Luminous Woman

Third Window

Luminous WomanShinji Sômai’s strange, singular vision of ’80s Tokyo comes to blu-ray as part of Third Window’s Director’s Series. It affords an opportunity to reassess a truly unique work, that balances earnest ennui with cartoonish eccentricity.

We meet our protagonist, the hulking mountain man Sensaku (played by legend of Japanese wrestling, Keiji Muto), as he reaches Tokyo from his home in Hokkaido, intent on finding his vanished fiancée who came to the city to study.

Here he roams the junkyards and dive bars, finding himself stumbling into a subterranean world of modern-day gladiatorial combat that he must explore if he is to ever find his love. In amongst battling people to the death, he meets an opera singer no longer able to sing (Michiru Akiyoshi) and the two begin to roam the city together.

Now if this all sounds faintly daft to you, that’s not an unfair take; in fact it’s probably the only way to take a synopsis like that. The central conceit of a protagonist who exists as a sort of WWF Captain Caveman figure wandering around the neon underbelly of Tokyo and occasionally battering someone in a nightclub to the sound of opera is deeply stupid. But yet in delivery it makes total sense. Sômai’s formal technique and baroque imagery gives the film an artificiality that reshapes it entirely, finding satire inside its absurd skeleton.
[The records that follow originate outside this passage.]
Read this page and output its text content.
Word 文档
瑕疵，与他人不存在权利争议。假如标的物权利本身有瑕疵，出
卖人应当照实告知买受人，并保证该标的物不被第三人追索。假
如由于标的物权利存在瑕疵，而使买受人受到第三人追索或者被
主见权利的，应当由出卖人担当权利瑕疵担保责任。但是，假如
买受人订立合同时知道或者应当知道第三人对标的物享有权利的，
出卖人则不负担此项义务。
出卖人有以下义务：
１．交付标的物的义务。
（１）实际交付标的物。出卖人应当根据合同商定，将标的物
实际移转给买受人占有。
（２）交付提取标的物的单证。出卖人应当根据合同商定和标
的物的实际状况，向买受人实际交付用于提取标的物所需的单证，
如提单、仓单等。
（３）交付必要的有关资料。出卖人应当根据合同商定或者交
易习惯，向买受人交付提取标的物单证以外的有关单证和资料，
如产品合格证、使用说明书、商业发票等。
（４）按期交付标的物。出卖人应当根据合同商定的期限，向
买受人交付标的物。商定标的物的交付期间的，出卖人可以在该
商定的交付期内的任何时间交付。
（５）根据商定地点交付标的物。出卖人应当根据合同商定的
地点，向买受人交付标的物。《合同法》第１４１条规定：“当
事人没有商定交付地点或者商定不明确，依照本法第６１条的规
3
If the film has any contemporaries at all it would be Peter Greenaway’s work from the same era, particularly The Cook, The Thief, His Wife And Her Lover. Both films use a combination of brutality and the theatrical to reflect the vacuity and moral abyss beneath the surface opulence of the eighties, but the difference lies in attitude. Where Greenaway seemed to pulse with a rage towards the era he reflected back at itself, Sômai is more resigned. Luminous Woman carries a muted melancholy to its heightened operatic landscape, its characters often left to wander expansive frames, even the colossal mountain man dwarfed by the loom of the city, intent on finding the humanity of his characters amidst the wreckage where Greenaway was intent on building a bonfire.

The two leads are essential to the earnest heart of the film, their chemistry is wonky yet convincing, and it means their strange urban odyssey feels hopeful even as the world they inhabit is often punishing. The superb making-of documentary that sits in this edition’s extras makes for an interesting accompaniment to their performances, showing the difficult process of Muto making his acting debut, as well as a look at the film industry at the time that seems to only support the film’s downcast look at urban life and attitudes towards art in the era.

It is by no means a perfect film, the comparison to The Cook, The Thief, His Wife And Her Lover is a touch cruel in that regard, but it is a deeply eccentric work that stands close to Sômai’s finest films, and it pulls one hell of a balancing act between opulent formal grandeur, wounded longing and unrestrained violence.